Take, for example, Pope Francis’ latest critique, published over the weekend by the Italian newspaper La Stampa. It will not take long for friends of the rich to single out His Holiness’ condemnation of “pauperism” — the religious valorization of poverty — or to justify the status quo by pointing out that he does not contend that there is no place in heaven for the one percent: “The Gospel’s message is for everyone, the Gospel does not condemn the wealthy, but the idolatry of wealth, the idolatry that makes people indifferent to the call of the poor.” Whew!

More importantly, generalized criticism of capitalism is nothing much to fear. Who objects to the occasional reminder that there are poor who need our attention, even if it does strengthen the resolve of those who misguidedly support a hike in the minimum wage or oppose a reduction in unemployment benefits?

Climate change is something else entirely. Combatting it represents a clear and present danger to business as usual.
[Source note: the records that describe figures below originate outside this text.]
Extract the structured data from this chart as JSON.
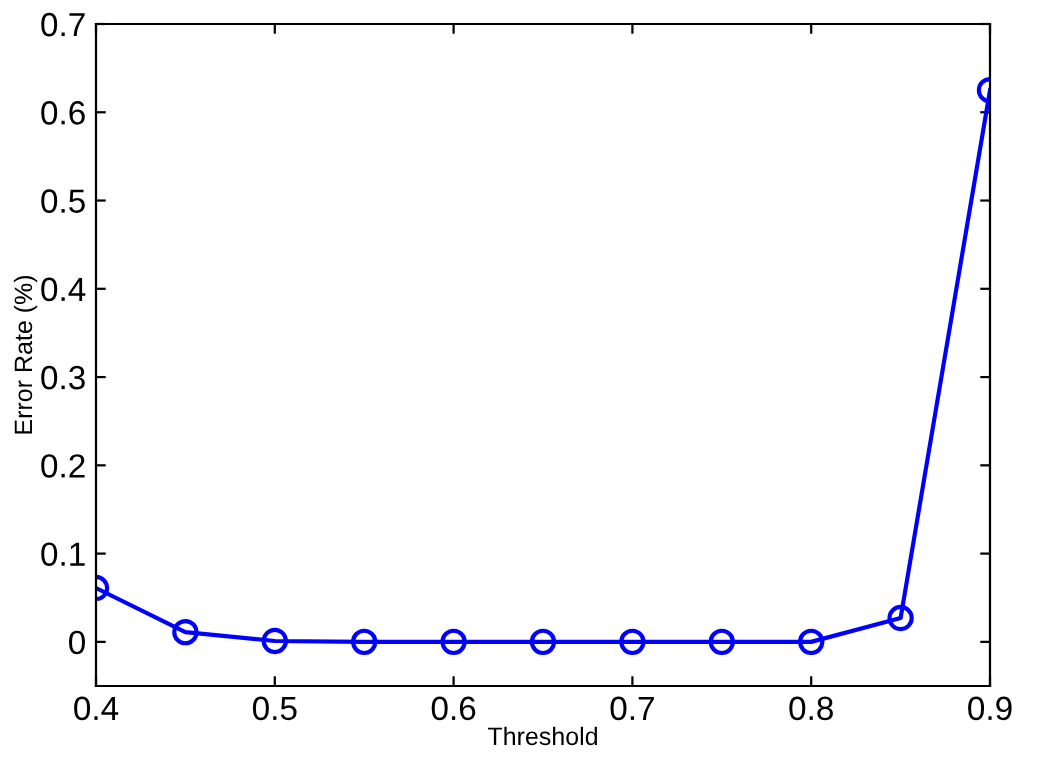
{
  "chart_data": {
    "type": "line",
    "xlabel": "Threshold",
    "ylabel": "Error Rate (%)",
    "x": [
      0.4,
      0.45,
      0.5,
      0.55,
      0.6,
      0.65,
      0.7,
      0.75,
      0.8,
      0.85,
      0.9
    ],
    "series": [
      {
        "color": "#0000ff",
        "values": [
          0.061,
          0.011,
          0.001,
          0,
          0,
          0,
          0,
          0,
          0,
          0.027,
          0.625
        ]
      }
    ],
    "xlim": [
      0.4,
      0.9
    ],
    "xticks": [
      0.4,
      0.5,
      0.6,
      0.7,
      0.8,
      0.9
    ],
    "ylim": [
      -0.05,
      0.7
    ],
    "yticks": [
      0,
      0.1,
      0.2,
      0.3,
      0.4,
      0.5,
      0.6,
      0.7
    ],
    "marker": "circle",
    "line_style": "solid"
  }
}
Environmental harm is the foremost example of a negative externality that private enterprise cannot address on its own. A given factory will not invest in air pollution controls and put itself at a competitive disadvantage to other factories unless the government steps in and requires all to do so in the name of the common good. The threat of climate change is the greatest negative externality of all, and there is growing recognition that the only way to avert global disaster is through massive governmental intervention to bring about a world-wide shift away from carbon-based energy sources.


Take a look at The Climate Mobilization, an effort to create a grass-roots movement to make this happen through a national mobilization on the scale of what the federal government undertook in order to wage World War II. (Disclosure: my son Ezra is one of the principal organizers of the effort.) If this is what’s really required to prevent carbon from destroying civilization, some powers-that-be have more than sufficient reason to minimize the impact of the pope’s encyclical.
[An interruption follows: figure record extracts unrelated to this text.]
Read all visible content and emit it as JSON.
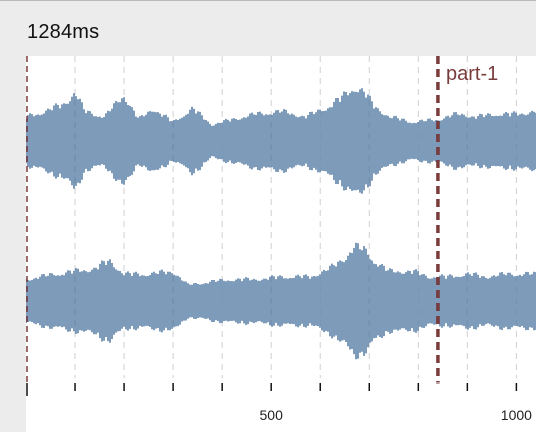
{
  "time_readout": "1284ms",
  "marker": {
    "label": "part-1",
    "position_ms": 840,
    "color": "#7a3b3b"
  },
  "start_marker_color": "#7a3b3b",
  "waveform_color": "#5d82a8",
  "grid_color": "#cfcfcf",
  "timeline": {
    "view_start_ms": 0,
    "view_end_ms": 1040,
    "minor_tick_every_ms": 100,
    "labels": [
      {
        "ms": 500,
        "text": "500"
      },
      {
        "ms": 1000,
        "text": "1000"
      }
    ]
  },
  "channels": [
    {
      "name_id": "channel-1",
      "envelope": [
        [
          0,
          0.45
        ],
        [
          40,
          0.55
        ],
        [
          80,
          0.7
        ],
        [
          100,
          0.9
        ],
        [
          120,
          0.55
        ],
        [
          160,
          0.45
        ],
        [
          200,
          0.85
        ],
        [
          230,
          0.4
        ],
        [
          260,
          0.6
        ],
        [
          300,
          0.35
        ],
        [
          340,
          0.6
        ],
        [
          380,
          0.3
        ],
        [
          420,
          0.4
        ],
        [
          470,
          0.5
        ],
        [
          520,
          0.55
        ],
        [
          570,
          0.45
        ],
        [
          620,
          0.65
        ],
        [
          650,
          0.85
        ],
        [
          670,
          1.0
        ],
        [
          690,
          0.9
        ],
        [
          710,
          0.65
        ],
        [
          740,
          0.45
        ],
        [
          790,
          0.35
        ],
        [
          840,
          0.4
        ],
        [
          880,
          0.5
        ],
        [
          920,
          0.45
        ],
        [
          960,
          0.5
        ],
        [
          1000,
          0.5
        ],
        [
          1040,
          0.55
        ]
      ]
    },
    {
      "name_id": "channel-2",
      "envelope": [
        [
          0,
          0.4
        ],
        [
          60,
          0.5
        ],
        [
          100,
          0.55
        ],
        [
          140,
          0.6
        ],
        [
          170,
          0.75
        ],
        [
          200,
          0.5
        ],
        [
          250,
          0.5
        ],
        [
          300,
          0.55
        ],
        [
          330,
          0.3
        ],
        [
          370,
          0.35
        ],
        [
          420,
          0.4
        ],
        [
          470,
          0.4
        ],
        [
          520,
          0.45
        ],
        [
          580,
          0.45
        ],
        [
          620,
          0.6
        ],
        [
          650,
          0.8
        ],
        [
          670,
          1.0
        ],
        [
          690,
          0.95
        ],
        [
          710,
          0.75
        ],
        [
          740,
          0.55
        ],
        [
          790,
          0.55
        ],
        [
          820,
          0.45
        ],
        [
          860,
          0.45
        ],
        [
          900,
          0.5
        ],
        [
          940,
          0.45
        ],
        [
          980,
          0.5
        ],
        [
          1040,
          0.5
        ]
      ]
    }
  ]
}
Think about the lengths to which the tobacco industry went to suppress information about the dangers of smoking. Then consider that the carbon industry is orders of magnitude larger and more powerful than the tobacco industry. The conservative commentariat knows which side of their bread is buttered, and there’s plenty of butter on it.

Today, Francis concluded his “State of the World” speech to the Vatican’s ambassadorial corps by expressing the hope that this year will see progress “in the drafting of a new Climate Change Agreement.” Let’s just say that that hope is not universally shared.